(Quelle: flickr, National Institutes of Health)
In der deutschsprachigen Öffentlichkeit wird meist der Begriff "Hochsensibilität" benutzt. Allerdings existieren einige Gründe, warum "Sensitivität" der geeignetere Begriff ist.
Von Dr. Patrice Wyrsch (Review: Dr. Teresa Tillmann)
Als vor rund 20 Jahren erstmals die Forschungsergebnisse von "Sensory Processing Sensitivity" im deutschsprachigen Raum diskutiert wurden, war dafür ein einfacher, deutschsprachiger Begriff vonnöten. In den letzten Jahren hat sich schliesslich der Begriff "Hochsensibilität" etabliert. Allerdings wird im Kontext der neusten Forschungsergebnissen klar, dass der Begriff "Sensitivität" aus mindestens drei Gründen geeigneter ist.

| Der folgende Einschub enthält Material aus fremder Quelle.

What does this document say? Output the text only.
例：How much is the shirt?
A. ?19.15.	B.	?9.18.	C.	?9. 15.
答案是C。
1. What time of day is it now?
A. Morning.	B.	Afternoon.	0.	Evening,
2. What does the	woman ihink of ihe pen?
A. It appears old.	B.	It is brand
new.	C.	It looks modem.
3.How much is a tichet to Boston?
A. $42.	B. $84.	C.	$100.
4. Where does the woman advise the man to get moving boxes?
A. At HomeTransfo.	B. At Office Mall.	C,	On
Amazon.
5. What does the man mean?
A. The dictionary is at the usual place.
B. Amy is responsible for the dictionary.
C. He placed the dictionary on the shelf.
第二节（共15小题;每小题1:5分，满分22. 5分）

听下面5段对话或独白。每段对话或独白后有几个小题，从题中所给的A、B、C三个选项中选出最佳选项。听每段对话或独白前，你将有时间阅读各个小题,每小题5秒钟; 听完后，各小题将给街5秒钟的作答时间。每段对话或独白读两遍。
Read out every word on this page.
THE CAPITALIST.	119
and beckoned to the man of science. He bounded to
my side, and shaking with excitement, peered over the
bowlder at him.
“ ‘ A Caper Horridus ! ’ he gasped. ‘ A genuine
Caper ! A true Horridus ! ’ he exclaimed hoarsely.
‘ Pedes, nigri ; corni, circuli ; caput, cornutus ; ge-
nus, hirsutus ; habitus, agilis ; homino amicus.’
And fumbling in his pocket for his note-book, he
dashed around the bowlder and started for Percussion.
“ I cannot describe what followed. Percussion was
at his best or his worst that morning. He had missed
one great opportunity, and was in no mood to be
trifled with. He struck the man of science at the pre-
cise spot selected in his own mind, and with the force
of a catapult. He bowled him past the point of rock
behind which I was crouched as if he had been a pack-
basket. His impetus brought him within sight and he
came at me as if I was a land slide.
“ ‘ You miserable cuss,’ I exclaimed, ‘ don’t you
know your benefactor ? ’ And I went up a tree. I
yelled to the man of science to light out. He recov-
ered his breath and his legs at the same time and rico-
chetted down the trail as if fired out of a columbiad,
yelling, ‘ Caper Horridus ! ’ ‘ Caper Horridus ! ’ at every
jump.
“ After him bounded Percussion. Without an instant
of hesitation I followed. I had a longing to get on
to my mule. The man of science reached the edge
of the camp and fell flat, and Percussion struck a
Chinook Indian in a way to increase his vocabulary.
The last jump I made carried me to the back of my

grund 1: Wahrnehmungsfähigkeit
Innerhalb der Sensitivitätsforschung wird zunehmend deutlich, dass Sensitivität eine Art Wahrnehmungsfähigkeit ist (vgl. z.B. PLUESS, 2015; LIONETTI ET AL., 2018). Somit stellt die erhöhte Wahrnehmung die primäre Eigenschaft von hochsensitiven Personen dar. Was die Konsequenzen dieser erhöhten Wahrnehmung sein können, ist hingegen sekundär. Allerdings impliziert der Begriff "Hochsensibilität" eine sensiblere Reaktion auf Umwelteinwirkungen, was zwar durchaus der Fall sein kann, aber eben nicht primär, sondern sekundär ist. Daher ist der Begriff "Sensitivität" genauer als der Begriff "Hochsensibilität".
Grund 2: Sensitivitätskontinuum
Spätestens seit der neusten Studie von LIONETTI ET AL. (2018) kann davon ausgegangen werden, dass es sich bei hochsensitiven Personen nicht um eine klar abgrenzbare Gruppe handelt. Vielmehr existiert ein Sensitivitätskontinuum, welches sowohl Individuen mit hohen als auch tiefen Sensitivitätslevels umfasst. Daher ist der Begriff "Sensitivität" ausgewogener als der Begriff "Hochsensibilität", welcher auschliesslich auf hochsensitive Personen verweist.
Grund 3: Neurosensitivität
Innerhalb der Sensitivitätsforschung wird zunehmend deutlich, dass die zwischenmenschlichen Sensitivitätsunterschiede eine neuronale Basis haben (vgl. z.B. ACEVEDO ET AL., 2018; HOMBERG ET AL., 2016; MOORE & DEPUE, 2016). Daher benutzt PLUESS (2015) den Begriff "Neurosensitivity", um auf die Sensitivität des zentralen Nervensystems als höchstwahrscheinlich zugrundeliegener Mechanismus von Sensitivität zu verweisen. In diesem Kontext ermöglicht der Begriff "Neurosensitivität" eine noch präzisere Beschreibung dieses fundamentalen Persönlichkeitsmerkmals.